The planned theater is a clear example of that “aim to thrive”. According to Yohannes, “As creative organizations and artists continue to be priced out of the city, it was important for us to anchor Lower Albina’s rebirth with the theater – in recognition of both the cultural history of the district and of our aspirations for its future as a district truly for the people.”
The tension between an area designed for people versus one designed around an interstate freeway is at the crux of AVT’s ability to achieve their vision.
Looming over this project is the Oregon Department of Transportation’s I-5 Rose Quarter project that plans to spend nearly $800 million to widen the nearby freeway and make a host of surface street changes. AVT pulled their support of that project in June 2020 because they didn’t approve of ODOT’s direction and didn’t trust that the agency would take their feedback seriously.
While AVT has pulled their support for the I-5 project (and has no plans to come back to the table), they had to negotiate with ODOT on this development. That’s because the building will be constructed where ODOT had planned a new street and overpass. Current plans from ODOT include a new road that would bisect the parking lot and go across I-5 between Hancock and Dixon. It’s unclear how ODOT will change their proposal to accommodate the AVT development, but the agency has signed off on it.

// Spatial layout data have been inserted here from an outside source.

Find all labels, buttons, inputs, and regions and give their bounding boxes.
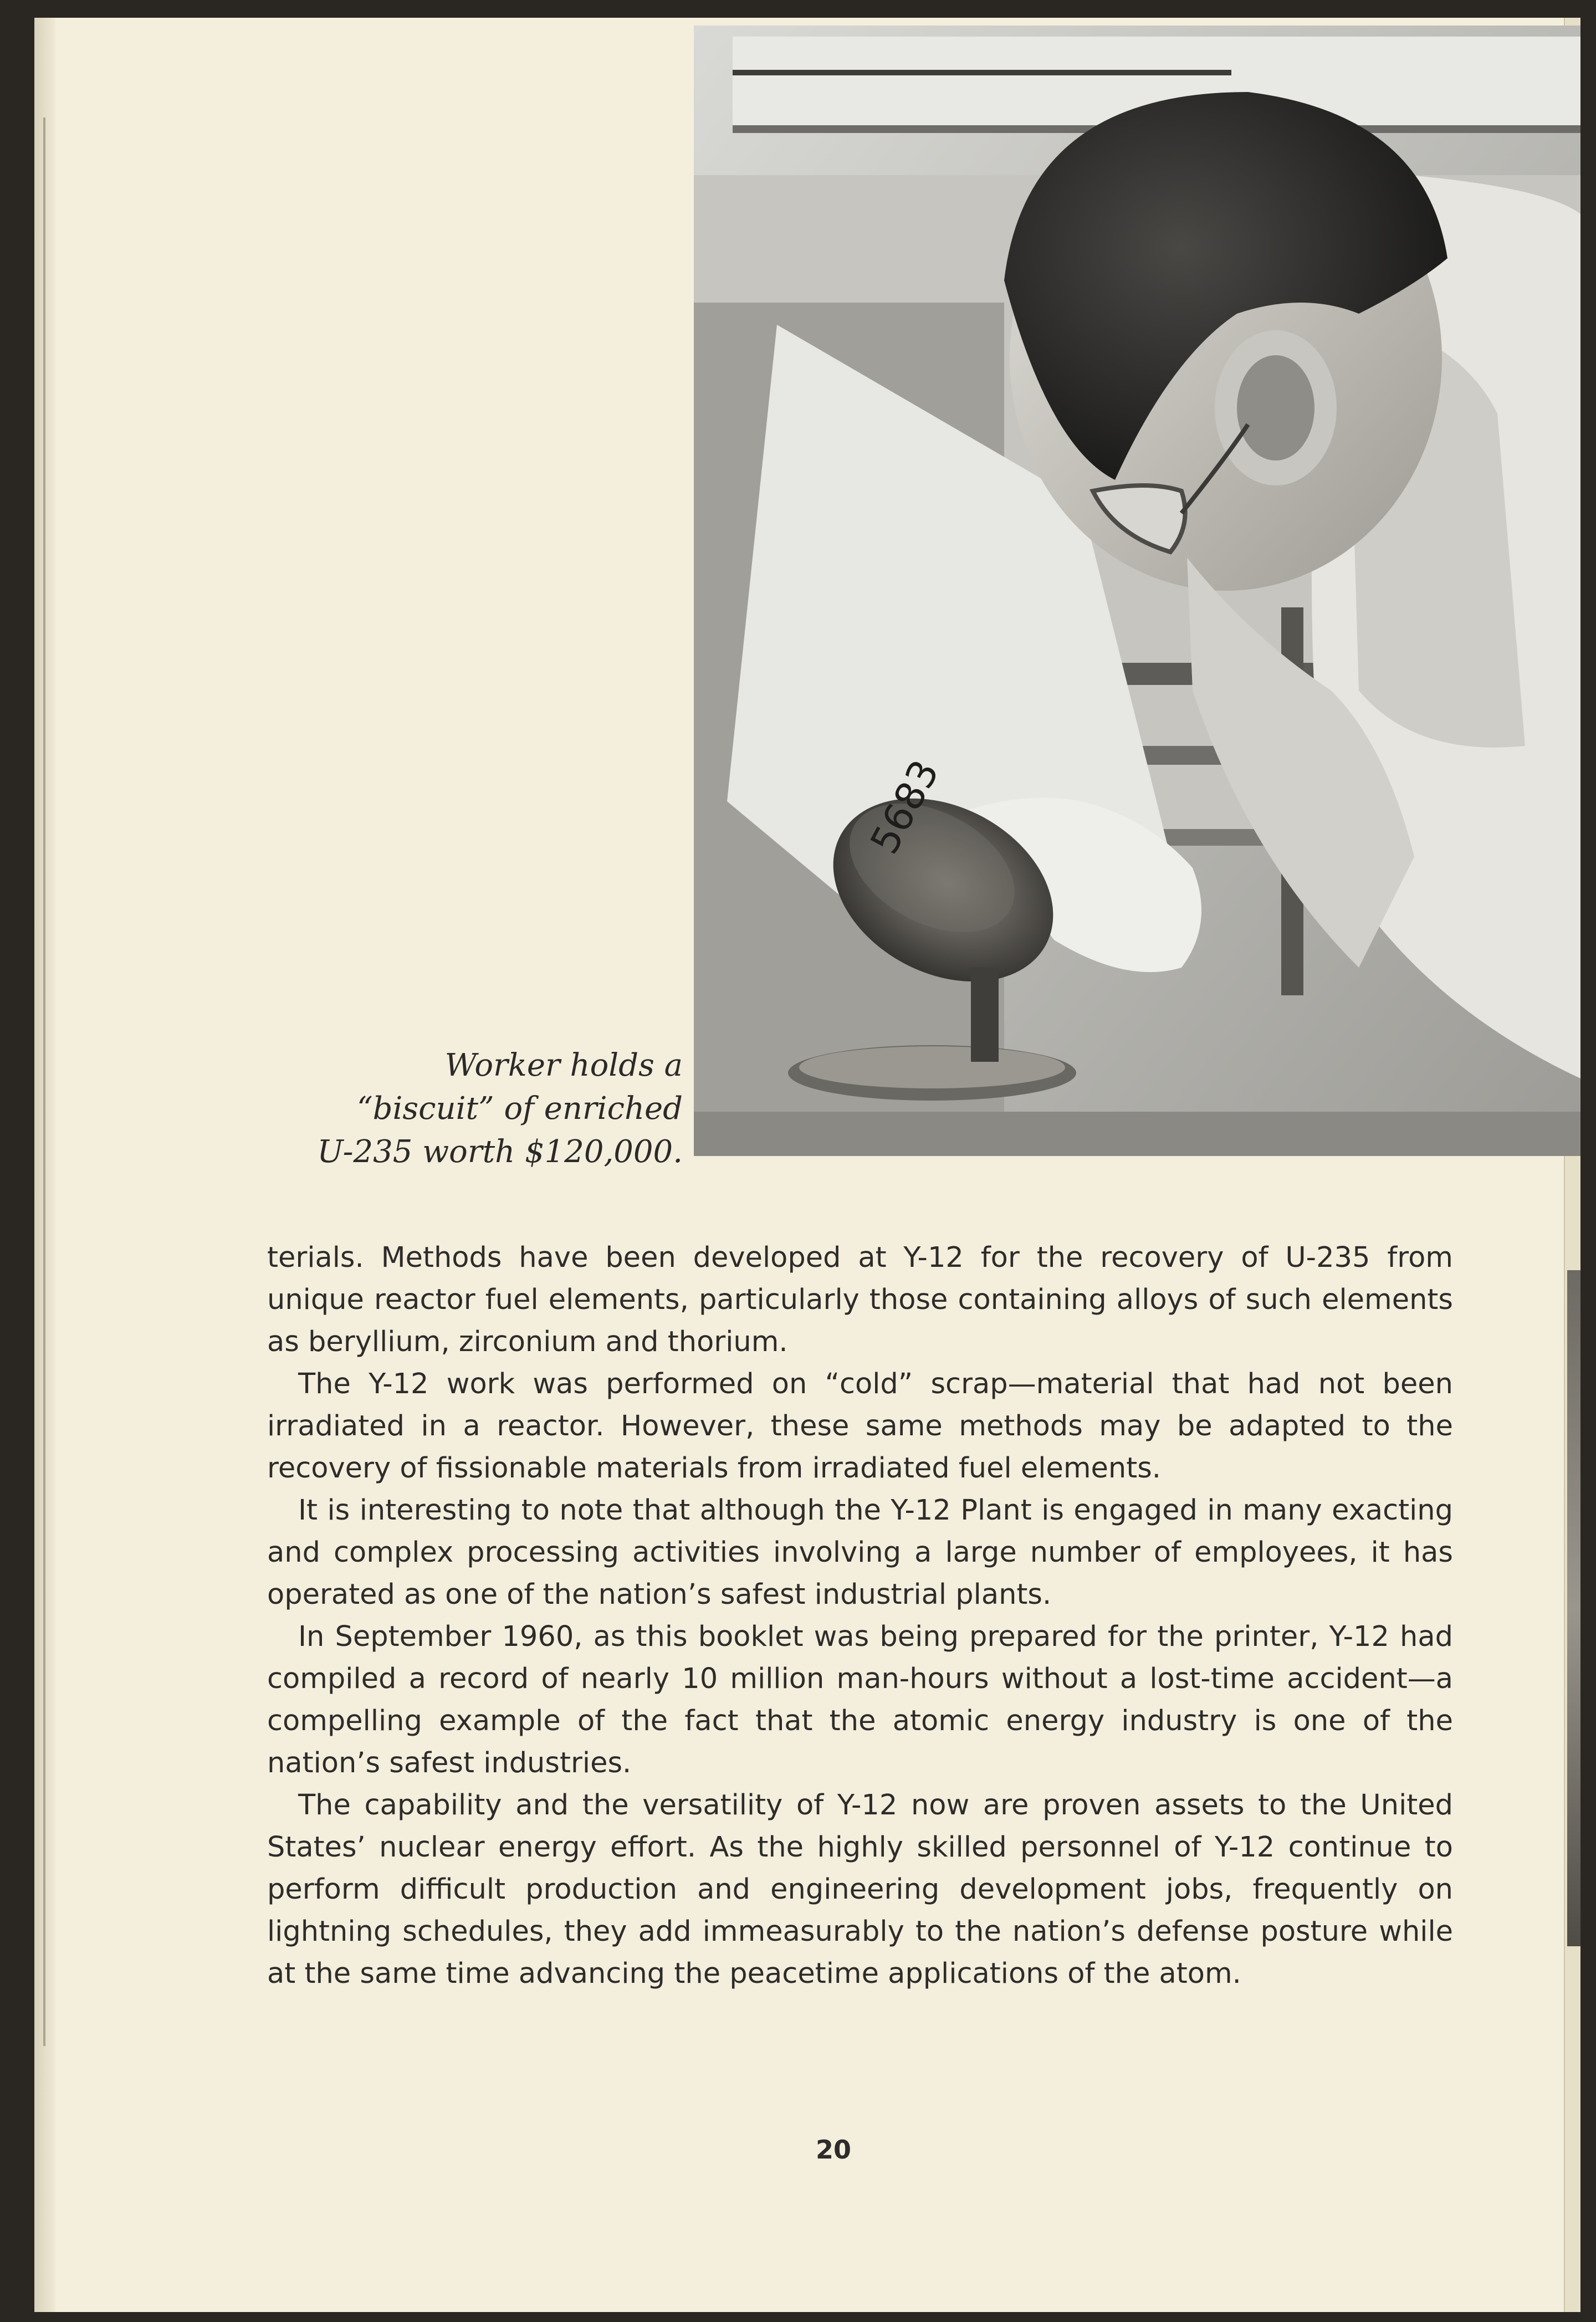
caption-line: “biscuit” of enriched (357, 1091, 683, 1127)
photo-caption (201, 1044, 683, 1174)
paragraph: In September 1960, as this booklet was being prepared for the printer, Y-12 had compiled a record of nearly 10 million man-hours without a lost-time accident—a compelling example of the fact that the atomic energy industry is one of the nation’s safest industries. (267, 1620, 1453, 1779)
adjacent-photo-strip (1567, 1270, 1580, 1946)
caption-line: U-235 worth $120,000. (317, 1134, 683, 1170)
paragraph-continued: terials. Methods have been developed at Y-12 for the recovery of U-235 from unique reactor fuel elements, particularly those containing alloys of such elements as beryllium, zirconium and thorium. (267, 1241, 1453, 1358)
body-text (267, 1237, 1453, 1995)
worker-holding-biscuit-image (694, 25, 1580, 1156)
booklet-page (34, 18, 1580, 2312)
caption-line: Worker holds a (444, 1047, 683, 1083)
binding-line (43, 117, 45, 2046)
paragraph: It is interesting to note that although the Y-12 Plant is engaged in many exacting and complex processing activities involving a large number of employees, it has operated as one of the nation’s safest industrial plants. (267, 1494, 1453, 1611)
svg-text:5683: 5683 (861, 753, 948, 861)
page-number: 20 (816, 2135, 852, 2165)
paragraph: The Y-12 work was performed on “cold” scrap—material that had not been irradiated in a reactor. However, these same methods may be adapted to the recovery of fissionable materials from irradiated fuel elements. (267, 1368, 1453, 1485)
worker-photo (694, 25, 1580, 1156)
paragraph: The capability and the versatility of Y-12 now are proven assets to the United States’ nuclear energy effort. As the highly skilled personnel of Y-12 continue to perform difficult production and engineering development jobs, frequently on lightning schedules, they add immeasurably to the nation’s defense posture while at the same time advancing the peacetime applications of the atom. (267, 1789, 1453, 1990)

The owners of the parking lot are Rich and Betsy Reese. Betsy Reese also happens to be a veteran transportation activist who you might recall from BikePortland stories over the years. AVT’s Yohannes said this project would not have been possible without Reese’s commitment to the vision. Reached for comment, Reese said she began conversations with AVT and Edlen & Co. a couple years ago. She said ODOT has worked out an alternative design that won’t interfere with her parcel. “ODOT said that if AVT and the City were ‘OK’ with the change, that they were ‘OK’ with it,” Reese shared. “I’m so relieved that the shadow of that [ODOT] plan on the drawing board won’t diminish or delay the building of our affordable housing project as soon as possible.”
The new building is expected to be completed by August 2023.
AVT recently held a community design workshop to help garner feedback about what other spaces in the district should look and feel like. For the past three years we’ve had to close our eyes and imagine the possibilities. Today’s news gives us a much more tangible vision.